Why Is Wc So Slow
A while ago I started working in research. Part of my job when I started was to take huge CSV files with data, find a way to plot the data, and show those plots to people who are much smarter then I am. I was also meant to be sort of a quarter master for the data. Sometimes in the course of duty it was common for someone to ask “How many data points are in this plot?” or “How many samples do you have to look at in total?” and to answer that question I normally open my terminal, cd
into my data folder, and run wc
on my file(s). Now being an impatient computer programmer something felt amiss. wc
was taking too long for just counting lines, “words”, and characters. The obvious solution was to obsessively rewrite and optimize a custom version of the subset of features provided by wc
. This was in some ways prompted by the post How is GNU yes so fast?
How slow was wc
?
On my Thinkpad X220, with a PNY SSD and Linux’s in-memory file cache, running wc
on my ~2GB data file took about 24 seconds. It was slower on my work machine because that doesn’t have an SSD.
How fast should wc
be?
We can run some tests and then do some napkin math to find out what the bare minimum processing time should be for this kind of work load. I think a fair test is to read from disk into /dev/null
and then re-read the data into /dev/null
after it’s cached by Linux.
From Disk:
$ dd if=file.dat of=/dev/null
3975999+1 records in
3975999+1 records out
2035711526 bytes (2.0 GB, 1.9 GiB) copied, 6.83698 s, 298 MB/s
From Memory Cache:
cat file.dat | pv > /dev/null
1.9GiB 0:00:00 [2.52GiB/s] [<=> ]
We expect to see:
- Channel from disk to CPU to buffer: ~298MB/s
- Channel from memory to CPU: 2705.829MB/s
- Data file size: ~2000MB
- Estimated Read (Disk) to buffer: 6.7 seconds
- Estimated Read (Cache) to buffer: 0.7 seconds
That means wc
is spending ~23.3 seconds to parse command line args, parsing file contents, and printing results. Ideally on a “modern” super-scalar CPU you’d expect to be able to process all of your input without being bottle-necked things like processing speed.
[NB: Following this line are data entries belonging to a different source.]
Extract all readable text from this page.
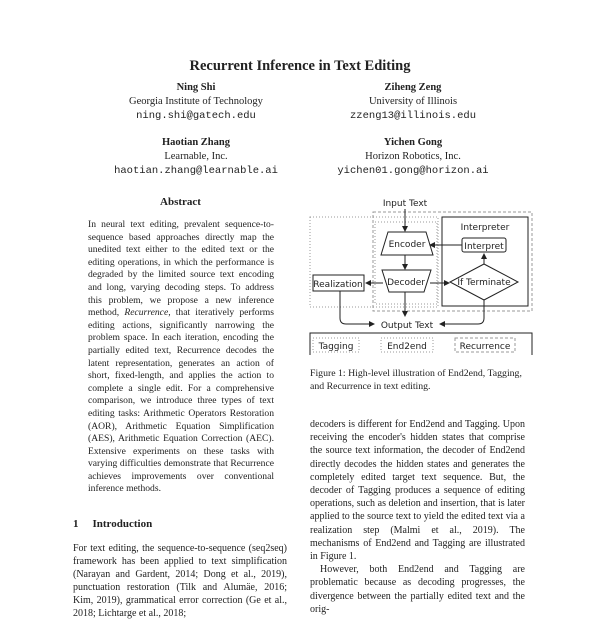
Recurrent Inference in Text Editing
Ning Shi
Georgia Institute of Technology
ning.shi@gatech.edu
Ziheng Zeng
University of Illinois
zzeng13@illinois.edu
Haotian Zhang
Learnable, Inc.
haotian.zhang@learnable.ai
Yichen Gong
Horizon Robotics, Inc.
yichen01.gong@horizon.ai
Abstract
In neural text editing, prevalent sequence-to-sequence based approaches directly map the unedited text either to the edited text or the editing operations, in which the performance is degraded by the limited source text encoding and long, varying decoding steps. To address this problem, we propose a new inference method, Recurrence, that iteratively performs editing actions, significantly narrowing the problem space. In each iteration, encoding the partially edited text, Recurrence decodes the latent representation, generates an action of short, fixed-length, and applies the action to complete a single edit. For a comprehensive comparison, we introduce three types of text editing tasks: Arithmetic Operators Restoration (AOR), Arithmetic Equation Simplification (AES), Arithmetic Equation Correction (AEC). Extensive experiments on these tasks with varying difficulties demonstrate that Recurrence achieves improvements over conventional inference methods.
1 Introduction
For text editing, the sequence-to-sequence (seq2seq) framework has been applied to text simplification (Narayan and Gardent, 2014; Dong et al., 2019), punctuation restoration (Tilk and Alumäe, 2016; Kim, 2019), grammatical error correction (Ge et al., 2018; Lichtarge et al., 2018;
Interpreter
Input Text
Encoder
Decoder
Realization	If Terminate
Interpret
Output Text
Tagging	End2end	Recurrence
Figure 1: High-level illustration of End2end, Tagging, and Recurrence in text editing.

decoders is different for End2end and Tagging. Upon receiving the encoder's hidden states that comprise the source text information, the decoder of End2end directly decodes the hidden states and generates the completely edited target text sequence. But, the decoder of Tagging produces a sequence of editing operations, such as deletion and insertion, that is later applied to the source text to yield the edited text via a realization step (Malmi et al., 2019). The mechanisms of End2end and Tagging are illustrated in Figure 1.

However, both End2end and Tagging are problematic because as decoding progresses, the divergence between the partially edited text and the orig-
I’d suspect things like memory CAS latency and disk read times to be the culprit. From our tests we can see that’s not the case. My system’s disk and memory have no problem providing data to my CPU at fast speeds. That means something is funky with the code processing it.
Where is wc
spending it’s time?
Lets run wc
on my data file and track it’s operations with perf
.
$ perf stat wc file.dat
12777446 25554891 2035711526 file.dat
Performance counter stats for 'wc file.dat':
25049.125083 task-clock:u (msec) # 1.000 CPUs utilized
0 context-switches:u # 0.000 K/sec
0 cpu-migrations:u # 0.000 K/sec
94 page-faults:u # 0.004 K/sec
80,911,666,679 cycles:u # 3.230 GHz
19,338,599,460 stalled-cycles-frontend:u # 23.90% frontend cycles idle
3,146,489,863 stalled-cycles-backend:u # 3.89% backend cycles idle
184,760,792,059 instructions:u # 2.28 insn per cycle
# 0.10 stalled cycles per insn
47,003,256,583 branches:u # 1876.443 M/sec
25,986,948 branch-misses:u # 0.06% of all branches
25.050096062 seconds time elapsed
A few things jump out at me when looking at these results. First of all we are only actually hitting an average of 2.28 instructions per cycle this means we are only actually making use of half of the pipeline. The next most interesting thing that jumps out at me is the instruction count. At 184,760,792,059 instructions for a 2035711526 character file we are running ~91 instructions per character!! Looking at branches we can also see that at 47,003,256,583 branches we are doing ~23 branches per character!! It is also interesting to note that my had to clock to 3.230 GHz which is nearly the max turbo frequency (3.3 GHz). This is definitely not right.
Can we do better?
Yes.
I’ve written an implementation that is simple to follow and implements all but three features of wc
. You can’t select what to count, you cant give it a file that contains a list of files, and it doesn’t format the output nicely. This is a “simple” example of a word counting program. The program is 135 lines most of which is spaces and comments. It’s probably not bug free and it’s not production ready. I just wanted to see if it was possible. Below you can find the source.
#include <stdbool.h>
#include <stdio.h>
#include <stdlib.h>
#include <string.h>
#include <ctype.h>
// This is a "chunk" of characters that we can pull out and handle
// at one time. Since arrays in C are just collections of bytes we
// can iterate through a char array and pretend it was an int array.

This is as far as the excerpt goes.